Qu’importe que l’appel lancé sur les réseaux sociaux n’ait rassemblé à Constantine, Alger et Oran, samedi dernier, veille de l’Aïd, que quelques centaines de personnes (ou moins) pour dénoncer le meurtre d’Amira Merabet (34 ans), brûlée vive à Khroub (Constantine) par un individu qui, au moment où j’écris, court toujours. L’essentiel était de réagir. Et que cet appel demandant aux femmes de se lever, de s’indigner et d’arracher leur liberté ait été largement diffusé. La vidéo montrant à voir la protestation dénonçant cet acte abominable a de fait eu un très grand écho sur les réseaux sociaux.
Cela faisait un moment que ça durait. L’an passé, si mes souvenirs sont bons, des appels avaient été lancés pour interdire le port du bikini sur les plages algériennes, adossés à une proposition de constitution d’une sorte de police des mœurs pour faire régner «la morale».
Qui plus est, d’où ces rassemblements cités plus haut, l’assassinat d’Amira Merabet survient neuf mois après celui de Razika Chérif, 40 ans, écrasée volontairement par un automobiliste à Magra (Msila) pour avoir refusé ses «avances», ce qui avait déjà donné lieu à une protestation populaire. Sans compter le viol en octobre dernier à Oran d’une jeune migrante camerounaise, Marie-Simone D. Il ne s’agit donc pas d’actes isolés, d’actes commis par des malades mentaux comme veulent l’accréditer ceux qui cherchent à banaliser de tels assassinats et à les mettre sur le compte des faits divers. Ce sont des meurtres commis par des individus, produits d’une culture machiste, se drapant de religiosité, légitimée par les prêches que l’on entend sur certaines chaînes satellitaires religieuses, dans de nombreuses mosquées et sur internet. Ceux qui appellent à la haine contre les femmes sont connus et ne se cachent pas. Nul besoin de les nommer.
C’est toujours au nom de cette culture religieuse archaïque parce que littéraliste, portée par le discours politique des islamo-conservateurs, qu’un obscur agent d’un lycée de Sebbala (Draria), portant le kamis et la barbe, s’est cru autorisé à interdire l’entrée de l’établissement le jour de la rentrée des classes aux lycéennes ne portant pas le voile, allant jusqu’à demander aux parents indignés par un tel acte, de «bien éduquer leurs filles» ! Souvenons-nous aussi du projet de loi sur la violence et le harcèlement contre les femmes, longtemps bloqué par le Sénat par les islamo-conservateurs, avant d’être adopté au prix d’un compromis incluant une clause de «pardon», stipulant que la femme peut mettre fin aux poursuites judiciaires dans certains cas en pardonnant à son agresseur !
Et que dire enfin de cette enseignante du primaire, qui a lancé un défi à la ministre de l’Education, Nouria Benghabrit, se filmant avec ses élèves en leur faisant répéter en chœur que la langue arabe est la langue du paradis.

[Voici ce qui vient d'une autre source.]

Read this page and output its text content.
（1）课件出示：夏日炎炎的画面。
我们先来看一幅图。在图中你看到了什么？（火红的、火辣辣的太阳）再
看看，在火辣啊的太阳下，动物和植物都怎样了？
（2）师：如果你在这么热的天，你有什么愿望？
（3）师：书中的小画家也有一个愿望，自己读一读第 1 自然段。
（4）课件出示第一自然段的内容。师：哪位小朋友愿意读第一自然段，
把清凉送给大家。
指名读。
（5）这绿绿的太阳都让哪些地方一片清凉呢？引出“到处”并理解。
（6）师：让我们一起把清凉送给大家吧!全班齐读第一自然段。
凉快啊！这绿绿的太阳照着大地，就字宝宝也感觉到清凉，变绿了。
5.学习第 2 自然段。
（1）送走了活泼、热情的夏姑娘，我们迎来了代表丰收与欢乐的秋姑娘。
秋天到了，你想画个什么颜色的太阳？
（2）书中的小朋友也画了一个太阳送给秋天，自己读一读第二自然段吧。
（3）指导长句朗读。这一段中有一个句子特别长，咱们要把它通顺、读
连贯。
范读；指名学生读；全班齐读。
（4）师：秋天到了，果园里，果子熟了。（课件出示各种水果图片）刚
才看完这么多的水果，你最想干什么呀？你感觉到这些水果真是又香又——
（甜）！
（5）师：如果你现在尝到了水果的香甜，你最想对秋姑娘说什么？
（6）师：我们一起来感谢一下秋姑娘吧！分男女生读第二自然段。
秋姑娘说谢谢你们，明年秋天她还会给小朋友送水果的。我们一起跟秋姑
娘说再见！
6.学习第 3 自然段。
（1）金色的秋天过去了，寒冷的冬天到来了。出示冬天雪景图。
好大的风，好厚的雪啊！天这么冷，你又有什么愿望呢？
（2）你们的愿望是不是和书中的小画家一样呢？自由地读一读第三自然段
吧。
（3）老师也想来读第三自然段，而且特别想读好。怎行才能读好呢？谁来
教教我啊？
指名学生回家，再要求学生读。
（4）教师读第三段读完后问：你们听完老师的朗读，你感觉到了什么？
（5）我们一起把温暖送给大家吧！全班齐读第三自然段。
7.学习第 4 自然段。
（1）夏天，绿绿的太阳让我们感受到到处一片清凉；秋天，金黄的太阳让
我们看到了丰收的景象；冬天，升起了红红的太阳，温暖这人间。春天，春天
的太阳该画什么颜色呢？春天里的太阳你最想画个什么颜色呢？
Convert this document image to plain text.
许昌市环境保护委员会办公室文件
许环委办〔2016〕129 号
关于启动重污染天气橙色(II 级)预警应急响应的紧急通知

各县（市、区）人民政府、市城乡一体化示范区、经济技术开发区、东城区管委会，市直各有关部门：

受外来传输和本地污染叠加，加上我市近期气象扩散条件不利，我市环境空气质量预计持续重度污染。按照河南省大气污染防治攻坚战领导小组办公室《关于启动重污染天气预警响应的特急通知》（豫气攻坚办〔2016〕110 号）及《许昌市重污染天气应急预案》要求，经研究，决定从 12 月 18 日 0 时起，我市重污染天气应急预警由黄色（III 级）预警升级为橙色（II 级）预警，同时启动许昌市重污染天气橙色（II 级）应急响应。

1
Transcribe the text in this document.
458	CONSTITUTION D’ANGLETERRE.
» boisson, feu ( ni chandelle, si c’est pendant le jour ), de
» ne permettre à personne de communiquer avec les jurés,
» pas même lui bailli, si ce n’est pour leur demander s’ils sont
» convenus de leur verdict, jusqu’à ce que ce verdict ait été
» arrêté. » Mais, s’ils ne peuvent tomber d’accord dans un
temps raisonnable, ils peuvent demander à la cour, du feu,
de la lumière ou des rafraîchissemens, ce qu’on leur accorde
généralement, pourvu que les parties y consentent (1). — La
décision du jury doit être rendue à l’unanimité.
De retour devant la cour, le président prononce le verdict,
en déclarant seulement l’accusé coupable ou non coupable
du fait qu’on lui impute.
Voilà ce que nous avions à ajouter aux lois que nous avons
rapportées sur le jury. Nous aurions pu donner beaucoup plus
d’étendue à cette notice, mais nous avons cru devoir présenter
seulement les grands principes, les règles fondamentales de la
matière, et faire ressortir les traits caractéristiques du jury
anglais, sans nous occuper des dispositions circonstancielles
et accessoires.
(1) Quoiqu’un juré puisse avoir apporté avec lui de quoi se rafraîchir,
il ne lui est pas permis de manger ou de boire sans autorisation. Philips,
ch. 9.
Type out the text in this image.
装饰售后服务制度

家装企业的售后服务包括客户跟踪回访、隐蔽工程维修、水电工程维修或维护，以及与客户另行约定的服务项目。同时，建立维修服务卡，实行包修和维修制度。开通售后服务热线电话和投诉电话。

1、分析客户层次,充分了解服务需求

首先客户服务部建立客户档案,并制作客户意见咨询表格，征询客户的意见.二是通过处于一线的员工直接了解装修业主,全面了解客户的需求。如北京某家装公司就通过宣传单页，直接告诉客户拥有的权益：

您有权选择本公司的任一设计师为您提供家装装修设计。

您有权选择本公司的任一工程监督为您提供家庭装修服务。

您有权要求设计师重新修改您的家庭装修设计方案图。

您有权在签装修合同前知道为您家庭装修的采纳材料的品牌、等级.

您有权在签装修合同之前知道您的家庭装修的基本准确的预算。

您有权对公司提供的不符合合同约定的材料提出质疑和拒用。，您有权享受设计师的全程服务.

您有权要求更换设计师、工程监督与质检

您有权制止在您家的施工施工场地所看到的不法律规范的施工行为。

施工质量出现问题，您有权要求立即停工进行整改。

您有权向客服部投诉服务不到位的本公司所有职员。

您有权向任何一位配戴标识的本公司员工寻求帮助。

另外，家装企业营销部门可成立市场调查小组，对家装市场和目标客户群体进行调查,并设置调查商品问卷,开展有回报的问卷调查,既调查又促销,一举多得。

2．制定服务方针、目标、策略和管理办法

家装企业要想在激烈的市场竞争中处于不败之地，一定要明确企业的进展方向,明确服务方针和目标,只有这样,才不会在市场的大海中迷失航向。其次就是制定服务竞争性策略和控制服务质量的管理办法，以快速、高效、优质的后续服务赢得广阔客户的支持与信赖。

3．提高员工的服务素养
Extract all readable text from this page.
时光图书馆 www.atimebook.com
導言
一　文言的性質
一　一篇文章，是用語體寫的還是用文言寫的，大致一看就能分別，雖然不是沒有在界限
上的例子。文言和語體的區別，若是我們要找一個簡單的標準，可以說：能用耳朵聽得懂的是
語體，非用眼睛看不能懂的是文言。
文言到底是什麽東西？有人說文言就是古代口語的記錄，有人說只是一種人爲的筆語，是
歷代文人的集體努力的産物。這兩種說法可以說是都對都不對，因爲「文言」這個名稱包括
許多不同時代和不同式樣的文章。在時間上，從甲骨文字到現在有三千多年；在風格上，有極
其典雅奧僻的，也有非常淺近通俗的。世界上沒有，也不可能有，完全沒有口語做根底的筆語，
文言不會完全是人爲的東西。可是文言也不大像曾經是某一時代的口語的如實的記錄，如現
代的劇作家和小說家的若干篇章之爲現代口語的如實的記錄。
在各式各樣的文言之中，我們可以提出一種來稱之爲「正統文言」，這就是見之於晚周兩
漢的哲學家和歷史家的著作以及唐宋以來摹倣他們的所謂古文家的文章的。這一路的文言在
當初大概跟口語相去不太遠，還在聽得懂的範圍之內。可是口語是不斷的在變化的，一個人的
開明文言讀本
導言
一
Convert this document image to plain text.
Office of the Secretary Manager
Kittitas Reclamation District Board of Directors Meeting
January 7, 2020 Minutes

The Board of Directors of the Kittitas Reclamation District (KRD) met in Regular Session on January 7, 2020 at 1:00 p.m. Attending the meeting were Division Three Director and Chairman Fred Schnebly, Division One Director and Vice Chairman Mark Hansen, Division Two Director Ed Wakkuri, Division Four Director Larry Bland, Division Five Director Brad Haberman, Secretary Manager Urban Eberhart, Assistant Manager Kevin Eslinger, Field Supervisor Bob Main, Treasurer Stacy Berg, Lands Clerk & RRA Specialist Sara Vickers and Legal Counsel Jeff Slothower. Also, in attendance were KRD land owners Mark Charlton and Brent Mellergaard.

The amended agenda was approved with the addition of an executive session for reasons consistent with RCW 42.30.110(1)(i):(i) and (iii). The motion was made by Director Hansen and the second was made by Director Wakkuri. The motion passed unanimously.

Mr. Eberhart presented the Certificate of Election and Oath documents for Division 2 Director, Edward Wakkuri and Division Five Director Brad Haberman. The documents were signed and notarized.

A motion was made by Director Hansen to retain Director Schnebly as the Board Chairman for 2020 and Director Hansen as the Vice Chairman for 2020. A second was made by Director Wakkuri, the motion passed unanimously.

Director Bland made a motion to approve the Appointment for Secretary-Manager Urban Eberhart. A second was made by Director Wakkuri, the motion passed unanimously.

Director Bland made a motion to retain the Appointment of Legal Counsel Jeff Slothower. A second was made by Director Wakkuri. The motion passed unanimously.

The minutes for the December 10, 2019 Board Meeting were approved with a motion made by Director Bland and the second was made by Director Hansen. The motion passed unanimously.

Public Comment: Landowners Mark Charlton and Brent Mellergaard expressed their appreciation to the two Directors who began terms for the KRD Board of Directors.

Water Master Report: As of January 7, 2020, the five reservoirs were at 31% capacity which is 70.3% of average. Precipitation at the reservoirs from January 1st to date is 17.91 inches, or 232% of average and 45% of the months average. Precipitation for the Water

Les pouvoirs publics ont réagi et décidé d’ouvrir une enquête. Or la loi sur la protection de l’enfant promulguée le 15 juillet 2015 (article 10) est claire : elle punit toute utilisation de l’enfant dans des films, photos, enregistrement audio ou vidéo «sans l’autorisation de son représentant légal». Et dans ce cas précis, il faut faire appliquer la loi sinon c’est la porte ouverte à l’instrumentalisation des enfants à des fins politico-religieuses comme le fait Daesh en Syrie et en Irak.
A l’endroit de Nouria Benghabrit, justement, il n’y a pas eu seulement les protestations indignées d’islamistes en retard d’un djihad, menaçant de faire sortir les Algériens dans la rue – reste à savoir s’ils sortiront — si elle n’était pas renvoyée de son poste et si le gouvernement ne mettait pas fin à ses réformes de l’école sous prétexte qu’elles menacent la place de la langue arabe. La ministre a même été menacée de mort par un individu qui vient d’être appréhendé par la gendarmerie ! Selon certains salafistes, qui ne reculent devant rien, ces réformes auraient été même exposées et débattues dans des églises ! Et pourquoi pas au Vatican ?
Que cela concerne la violence contre les femmes, encouragée et légitimée par certains prêches salafistes, ou ces menaces contre la ministre de l’Education qualifiée au passage de «juive», le plus inquiétant, c’est le silence des pouvoirs publics et des partis politiques. Pas de réaction ni de la puissance publique ni des partis au pouvoir, le FLN et le RND, ni de l’opposition démocratique institutionnelle (celle qui siège dans les institutions). D’où l’appel de ce collectif de femmes aux autorités pour faire appliquer la loi dans toute sa rigueur. Car se taire dans ce contexte de religiosité réactionnaire autorisant tout et n’importe quoi à l’endroit des femmes, c’est encourager la violence contre elles.